Face aux vagues de chaleur qui touchent actuellement la France, la question de la température idéale pour travailler se pose avec acuité. Selon BFM Business, il est difficile d'établir une température au-delà de laquelle il faut s'arrêter de travailler, car les facteurs à prendre en compte sont multiples. L'humidité, l'effort physique, l'environnement de travail et la vulnérabilité des salariés doivent être combinés pour fixer des seuils d'alerte efficaces.
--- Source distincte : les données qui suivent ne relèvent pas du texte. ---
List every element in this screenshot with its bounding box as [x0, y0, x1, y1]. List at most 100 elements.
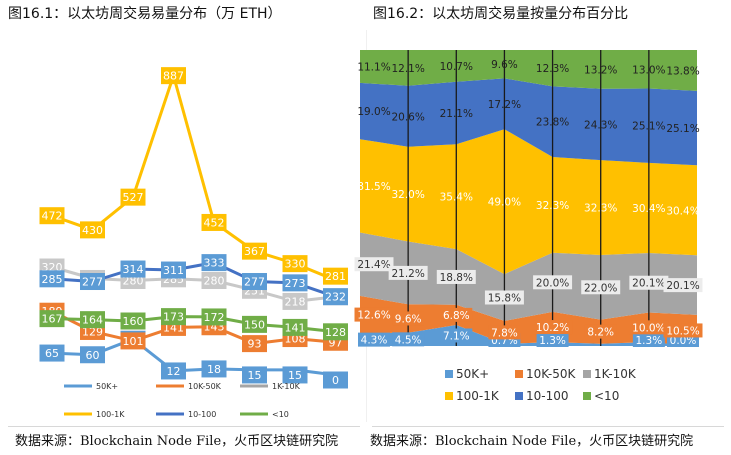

Les experts interrogés par l'AFP soulignent que le critère température n'est pas suffisant pour évaluer les risques pour la santé des salariés. Jennifer Shettle, responsable du pôle juridique de l'INRS, insiste sur le fait que « parfois, à 26°C, ce sera nécessaire d'arrêter le travail ».

Ce qu'il faut retenir

  • La température idéale pour travailler dépend de multiples facteurs, dont l'humidité, l'effort physique et la vulnérabilité des salariés.
  • L'INRS juge que les valeurs de 30°C pour une activité sédentaire et 28°C pour un travail physique peuvent servir de repère pour lancer des actions de prévention.
  • L'indicateur Wet Bulb Globe Temperature (WBGT) associe température, taux d'humidité, vitesse du vent et rayonnement du soleil pour évaluer le risque de maladies liées à la chaleur.

Les facteurs à prendre en compte

L'évaluation des risques doit prendre en considération l'humidité, la circulation de l'air, le rayonnement solaire, la charge physique du travail, la tenue, l'état de santé de la personne, son niveau d'acclimatation à la chaleur, les médicaments qu'elle prend, etc. L'humidité constitue un facteur clé, car un fort taux dans l'air réduit l'évaporation de la transpiration et donc le refroidissement du corps.

Les seuils d'alerte de Météo France, sur lesquels un décret de 2025 se fonde pour déclencher des obligations pour les employeurs, sont plus pertinents, car ils prennent aussi en compte la vulnérabilité des territoires.

Les indicateurs de risque

Un récent rapport de l'Organisation internationale du travail (OIT) note que l'indicateur WBGT est « l'indicateur de stress thermique le plus efficace pour évaluer le risque de maladies liées à la chaleur ». D'autres indicateurs existent, comme l'Humidex, qui combine température et humidité pour calculer une température ressentie.

La température WBGT est utilisée dans plusieurs pays, comme la Belgique, pour déclencher des mesures de protection des travailleurs. L'OIT cite, entre autres, 31,1°C à 32°C en température WBGT au Qatar pour un risque élevé et une température de l'air de 27°C pour des travaux pénibles en Hongrie.

Et maintenant ?

Les prochaines semaines seront cruciales pour évaluer les conséquences de la canicule sur la santé des travailleurs. Les employeurs devraient prendre des mesures pour protéger leurs salariés, notamment en fournissant des équipements de protection individuelle et en organisant des pauses régulières.

En conclusion, la température idéale pour travailler est un enjeu de santé publique qui nécessite une approche globale, prenant en compte les multiples facteurs qui influencent la santé des salariés. Il est essentiel de trouver un équilibre entre la productivité et la sécurité des travailleurs pour prévenir les maladies liées à la chaleur.